Futbolumuzda ve spor dünyamızda da bazı gerçek fay hatları olduğu gibi, yapay fay hatları için de uygun ortam bulunmaktadır.
15 Temmuz’dan beri git gide şiddetlenen, toplumun huzurunu bozucu terör eylemleri ve anarşi ortamında hepimizin daha dikkatli olması gerekmektedir. Organize bir şekilde ülkemizdeki hassas konular kanatılmaya çalışılmakta ve birlik-beraberliğimiz hedef alınmaktadır. Yeni yılın ilk saatlerinde Ortaköy’de ve daha sonra İzmir’de yaşanan trajediler ve ardından oluşturulan algı operasyonları ile toplumumuzun önemli bir fay hattını kırıp parçalamak için uğraşıldığı görülüyor.
Futbolumuzda ve spor dünyamızda da bazı gerçek fay hatları olduğu gibi, yapay fay hatları için de uygun ortam bulunmaktadır. İçinden geçmekte olduğumuz hassas dönemin gerektirdiği gibi dikkatli ve uyanık olunursa Devletimizin başındaki bir sürü derde bir de yeşil sahalardan dert eklememiş oluruz.
Spor Bakanlığımız, Futbol Federasyonu ile var olan uyumu ve işbirliğini bu dönemde daha arttırarak adeta Kandilli Rasathanesi gibi en küçük titreşimi takip edip sarsıntı haline gelmeden konulara müdahil olacaktır. Tribünlerdeki gruplaşmadan, deplasman seyahatlerine, yönetici beyanatlarından, tezahüratlara kadar her unsur; tartışma ve kavga konusu olabileceğinden, futbolumuzun bileşenleri ve medyamız sorumluluğunun gereğini yapacaktır.
Federasyonumuz kendine bağlı büyük-küçük tüm takımlara eşit ve adil yaklaşarak, çözüm odaklı bir yapıyı tesis etmeye başladığını, ikinci yarı maç programındaki düzeltmelerle göstermiş oldu. Aynı hassasiyeti MHK ve Hakemlerimizden de bekliyoruz. Başta FIFA Kokartlı hakemlerimiz ve ekipleri olmak üzere tüm hakemlerimiz eyyamcı tavırlardan uzak bir şekilde maçları “idare” etmeyip, her hareketin hakkını vererek sağlıklı bir “yönetim” gösterirlerse gerilim olmayacaktır. Hakemin iyi niyetli olduğunu gören sporcular da itirazlarının dozunu kendiliklerinden düşüreceklerdir.
Kulüp yöneticilerimiz maç öncesi ve maç sonrası beyanatlarında çok daha dikkatli olmak durumundalar. Kullandıkları dil ve üslup, eleştirirken bile centilmenlik ve nezaket kuralları dahilinde olabilmeli. Rekabetin, düşmanlık olarak algılanması bugünlerde özellikle istemeyeceğimiz bir şey. (“hak mahrumiyeti” adı altında hiçbir işe yaramayan cezalar yerine caydırıcı önlemler de değerlendirilmeli.)

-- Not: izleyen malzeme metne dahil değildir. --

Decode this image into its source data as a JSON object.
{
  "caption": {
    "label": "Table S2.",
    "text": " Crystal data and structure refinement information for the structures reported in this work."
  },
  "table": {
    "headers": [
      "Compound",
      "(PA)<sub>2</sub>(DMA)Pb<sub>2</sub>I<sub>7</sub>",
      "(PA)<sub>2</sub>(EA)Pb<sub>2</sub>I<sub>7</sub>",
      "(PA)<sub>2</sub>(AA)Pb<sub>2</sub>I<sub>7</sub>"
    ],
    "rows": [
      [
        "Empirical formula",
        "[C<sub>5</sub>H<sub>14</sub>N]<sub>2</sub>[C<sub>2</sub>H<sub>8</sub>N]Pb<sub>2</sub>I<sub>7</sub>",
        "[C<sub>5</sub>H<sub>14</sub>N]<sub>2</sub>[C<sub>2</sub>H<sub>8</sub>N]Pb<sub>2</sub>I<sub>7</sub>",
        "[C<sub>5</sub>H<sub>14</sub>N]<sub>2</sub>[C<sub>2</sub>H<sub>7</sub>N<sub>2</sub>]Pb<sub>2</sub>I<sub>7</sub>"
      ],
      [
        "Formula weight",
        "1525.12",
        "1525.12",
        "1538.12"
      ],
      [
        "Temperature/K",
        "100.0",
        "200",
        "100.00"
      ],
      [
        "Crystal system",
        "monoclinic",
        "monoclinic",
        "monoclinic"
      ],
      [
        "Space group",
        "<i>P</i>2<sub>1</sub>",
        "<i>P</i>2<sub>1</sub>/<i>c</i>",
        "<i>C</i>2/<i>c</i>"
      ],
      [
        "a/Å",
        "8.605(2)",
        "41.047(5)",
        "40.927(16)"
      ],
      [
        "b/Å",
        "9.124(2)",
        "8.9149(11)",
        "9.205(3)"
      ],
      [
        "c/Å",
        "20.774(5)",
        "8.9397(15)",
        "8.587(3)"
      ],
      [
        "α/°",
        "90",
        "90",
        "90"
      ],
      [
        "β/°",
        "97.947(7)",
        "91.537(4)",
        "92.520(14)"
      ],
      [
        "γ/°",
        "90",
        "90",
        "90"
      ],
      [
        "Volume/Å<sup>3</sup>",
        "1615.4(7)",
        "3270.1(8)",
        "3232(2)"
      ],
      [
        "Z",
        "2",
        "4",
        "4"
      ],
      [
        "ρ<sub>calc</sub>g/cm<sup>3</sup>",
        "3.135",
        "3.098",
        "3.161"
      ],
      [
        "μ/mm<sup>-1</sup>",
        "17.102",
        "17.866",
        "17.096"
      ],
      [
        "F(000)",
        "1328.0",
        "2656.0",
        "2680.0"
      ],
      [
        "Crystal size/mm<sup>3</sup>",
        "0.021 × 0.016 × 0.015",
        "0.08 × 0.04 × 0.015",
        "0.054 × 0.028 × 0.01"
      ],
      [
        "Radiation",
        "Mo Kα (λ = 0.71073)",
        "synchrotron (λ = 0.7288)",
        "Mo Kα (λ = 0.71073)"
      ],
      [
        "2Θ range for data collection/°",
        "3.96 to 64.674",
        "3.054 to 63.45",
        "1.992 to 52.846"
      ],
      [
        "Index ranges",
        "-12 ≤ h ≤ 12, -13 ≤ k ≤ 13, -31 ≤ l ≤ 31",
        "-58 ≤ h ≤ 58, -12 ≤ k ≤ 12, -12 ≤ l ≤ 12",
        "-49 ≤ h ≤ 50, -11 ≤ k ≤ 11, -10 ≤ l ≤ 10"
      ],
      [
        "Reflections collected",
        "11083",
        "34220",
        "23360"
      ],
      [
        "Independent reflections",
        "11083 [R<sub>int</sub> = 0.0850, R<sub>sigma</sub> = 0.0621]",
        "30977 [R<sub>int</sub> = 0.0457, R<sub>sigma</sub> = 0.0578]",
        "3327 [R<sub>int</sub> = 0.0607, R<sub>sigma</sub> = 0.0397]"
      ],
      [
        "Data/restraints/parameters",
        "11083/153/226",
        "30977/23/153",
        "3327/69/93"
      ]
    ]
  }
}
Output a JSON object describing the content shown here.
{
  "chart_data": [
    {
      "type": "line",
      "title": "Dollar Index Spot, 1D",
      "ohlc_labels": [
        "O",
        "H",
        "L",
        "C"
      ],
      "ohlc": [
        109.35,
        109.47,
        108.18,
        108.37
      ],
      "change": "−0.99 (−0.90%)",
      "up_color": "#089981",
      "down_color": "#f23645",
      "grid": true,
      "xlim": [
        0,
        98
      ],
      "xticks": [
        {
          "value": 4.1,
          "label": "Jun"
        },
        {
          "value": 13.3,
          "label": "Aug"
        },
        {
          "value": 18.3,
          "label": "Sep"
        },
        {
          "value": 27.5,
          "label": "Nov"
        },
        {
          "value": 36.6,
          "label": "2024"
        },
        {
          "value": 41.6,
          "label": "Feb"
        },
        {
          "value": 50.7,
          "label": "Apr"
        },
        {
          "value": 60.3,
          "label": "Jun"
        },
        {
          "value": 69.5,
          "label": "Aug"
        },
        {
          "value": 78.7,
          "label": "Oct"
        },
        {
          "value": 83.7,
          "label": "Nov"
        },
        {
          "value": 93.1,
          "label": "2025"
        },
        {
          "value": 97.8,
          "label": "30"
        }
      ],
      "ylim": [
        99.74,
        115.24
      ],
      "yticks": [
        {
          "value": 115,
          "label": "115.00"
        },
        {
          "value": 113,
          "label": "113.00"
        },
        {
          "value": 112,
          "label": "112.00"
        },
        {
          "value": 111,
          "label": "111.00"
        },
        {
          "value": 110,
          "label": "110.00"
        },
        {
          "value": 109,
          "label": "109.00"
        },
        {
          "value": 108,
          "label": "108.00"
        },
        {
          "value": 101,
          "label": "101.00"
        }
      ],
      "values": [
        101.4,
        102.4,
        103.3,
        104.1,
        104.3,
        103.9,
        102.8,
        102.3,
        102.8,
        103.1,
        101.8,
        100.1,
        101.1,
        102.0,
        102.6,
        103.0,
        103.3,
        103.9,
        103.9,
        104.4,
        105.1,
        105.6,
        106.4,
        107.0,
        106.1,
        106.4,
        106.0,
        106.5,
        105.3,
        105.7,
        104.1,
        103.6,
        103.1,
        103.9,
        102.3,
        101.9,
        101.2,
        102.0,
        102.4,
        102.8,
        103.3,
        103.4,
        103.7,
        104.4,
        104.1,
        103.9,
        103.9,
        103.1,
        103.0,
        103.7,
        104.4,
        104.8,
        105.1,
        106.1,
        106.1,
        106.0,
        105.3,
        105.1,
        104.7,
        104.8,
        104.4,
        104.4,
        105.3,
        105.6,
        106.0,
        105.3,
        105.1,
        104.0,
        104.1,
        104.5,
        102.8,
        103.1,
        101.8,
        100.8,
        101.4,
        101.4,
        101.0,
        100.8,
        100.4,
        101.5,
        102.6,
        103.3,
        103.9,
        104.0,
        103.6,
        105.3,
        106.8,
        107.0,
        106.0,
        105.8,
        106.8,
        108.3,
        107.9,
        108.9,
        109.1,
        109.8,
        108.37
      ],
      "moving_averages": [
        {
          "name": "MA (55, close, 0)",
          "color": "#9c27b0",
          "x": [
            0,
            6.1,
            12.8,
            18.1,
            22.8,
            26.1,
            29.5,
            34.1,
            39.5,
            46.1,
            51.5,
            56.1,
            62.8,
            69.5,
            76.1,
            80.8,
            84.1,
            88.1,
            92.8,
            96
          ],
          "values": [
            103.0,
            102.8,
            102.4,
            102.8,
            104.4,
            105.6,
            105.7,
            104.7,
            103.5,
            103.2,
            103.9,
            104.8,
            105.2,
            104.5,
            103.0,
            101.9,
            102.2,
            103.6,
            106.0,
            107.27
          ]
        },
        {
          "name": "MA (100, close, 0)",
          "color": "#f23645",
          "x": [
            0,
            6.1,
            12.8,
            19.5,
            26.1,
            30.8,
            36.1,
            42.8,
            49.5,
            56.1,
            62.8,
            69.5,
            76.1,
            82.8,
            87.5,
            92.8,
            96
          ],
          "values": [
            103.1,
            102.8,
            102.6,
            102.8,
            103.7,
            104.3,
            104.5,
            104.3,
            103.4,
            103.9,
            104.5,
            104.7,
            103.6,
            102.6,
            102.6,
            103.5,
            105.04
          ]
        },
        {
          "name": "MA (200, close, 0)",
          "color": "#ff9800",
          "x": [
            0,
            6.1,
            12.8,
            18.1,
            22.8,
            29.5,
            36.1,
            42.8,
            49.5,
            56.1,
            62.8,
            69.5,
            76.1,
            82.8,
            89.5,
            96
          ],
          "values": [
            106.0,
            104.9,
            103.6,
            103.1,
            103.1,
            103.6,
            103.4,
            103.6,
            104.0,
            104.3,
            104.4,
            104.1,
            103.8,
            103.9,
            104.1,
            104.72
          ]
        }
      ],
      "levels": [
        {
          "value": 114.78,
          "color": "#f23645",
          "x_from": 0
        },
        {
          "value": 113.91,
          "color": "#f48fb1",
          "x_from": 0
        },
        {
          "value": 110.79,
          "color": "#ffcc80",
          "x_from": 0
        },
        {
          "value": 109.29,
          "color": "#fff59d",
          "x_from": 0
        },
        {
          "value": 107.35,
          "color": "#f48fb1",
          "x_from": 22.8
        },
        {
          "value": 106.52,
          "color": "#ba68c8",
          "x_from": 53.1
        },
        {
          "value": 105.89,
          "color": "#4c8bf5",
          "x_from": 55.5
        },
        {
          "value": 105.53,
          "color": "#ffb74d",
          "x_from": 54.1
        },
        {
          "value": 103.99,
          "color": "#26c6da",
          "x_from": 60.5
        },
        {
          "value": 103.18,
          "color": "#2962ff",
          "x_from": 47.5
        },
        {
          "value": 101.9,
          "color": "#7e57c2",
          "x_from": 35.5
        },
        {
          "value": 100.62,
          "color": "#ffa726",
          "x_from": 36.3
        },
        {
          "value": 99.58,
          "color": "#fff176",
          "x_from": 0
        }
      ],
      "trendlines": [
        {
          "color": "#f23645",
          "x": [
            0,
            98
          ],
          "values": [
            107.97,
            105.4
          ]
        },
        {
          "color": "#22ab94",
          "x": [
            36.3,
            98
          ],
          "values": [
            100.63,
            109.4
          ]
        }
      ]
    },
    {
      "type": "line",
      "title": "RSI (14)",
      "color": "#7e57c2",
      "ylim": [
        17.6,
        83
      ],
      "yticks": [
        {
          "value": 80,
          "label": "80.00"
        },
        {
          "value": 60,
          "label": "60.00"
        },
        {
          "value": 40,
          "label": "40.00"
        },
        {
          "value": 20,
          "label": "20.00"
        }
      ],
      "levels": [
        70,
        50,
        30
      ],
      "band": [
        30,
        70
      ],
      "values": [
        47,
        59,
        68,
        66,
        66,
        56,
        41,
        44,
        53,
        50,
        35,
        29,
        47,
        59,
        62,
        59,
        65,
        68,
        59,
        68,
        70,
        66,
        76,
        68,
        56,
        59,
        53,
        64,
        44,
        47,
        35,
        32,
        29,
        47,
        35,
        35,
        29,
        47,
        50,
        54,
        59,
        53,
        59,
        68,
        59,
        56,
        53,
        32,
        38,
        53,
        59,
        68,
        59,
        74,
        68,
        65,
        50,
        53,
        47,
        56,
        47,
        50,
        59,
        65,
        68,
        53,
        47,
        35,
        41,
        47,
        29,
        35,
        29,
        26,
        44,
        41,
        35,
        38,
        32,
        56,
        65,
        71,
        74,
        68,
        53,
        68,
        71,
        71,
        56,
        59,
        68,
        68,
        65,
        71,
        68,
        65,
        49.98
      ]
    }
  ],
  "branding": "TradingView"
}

Tribünleri dolduran taraftarlarımızın da bakış açılarını daha pozitife çevirmelerinin tam zamanıdır. Sportif rekabetin içinde olan şaka, espri, laf atma gibi unsurları empati ile kullanmaları en doğrusu olacaktır. Kırıp dökmeden, kimsenin gururunu incitmeden, kabul edilebilir toplumsal sınırlar içerisinde kalarak da taraftarlık yapılabileceğini, tribünlerden sahaya olumlu bir enerji yollanabileceğini, dosta düşmana gösterme zamanıdır. Yeri geldiğinde, centilmenlik dışı davranan kendi futbolcusuna bile tepki göstermeye başladığımızı görmek paha biçilmez bir kıymet olacaktır. İyi niyetle elinden geleni yaptığı halde mağlup olan takımlarını alkışlayarak destekleyen taraftarlar bizim ülkemizde de olacak ve bu yaygınlaşarak mahalle maçlarına kadar sirayet edecektir.
Fay hatlarına enerji biriktirmemek ve fayı tetiklememekte başrol futbolcularımıza düşmektedir. Onların bu oyuna yaklaşımları ve kabullenişleri çağdaş rekabete uygun ve olumlu olduğu takdirde, işler daha kolay yönetilebilir olacaktır. Kasti faullerden ve aşırı sertlikten uzak durarak hakemlere yardımcı olunmalı, oyun içinde yaşanacak kasıtlı olmayan hakem hatalarında bile protestoların içine tribünler çekilmemelidir. Oyun saha çizgileri içinde başlayıp bitmelidir.
Elbirliği ve gönül birliği ile bu zor günleri de atlatacağız Evvelallah.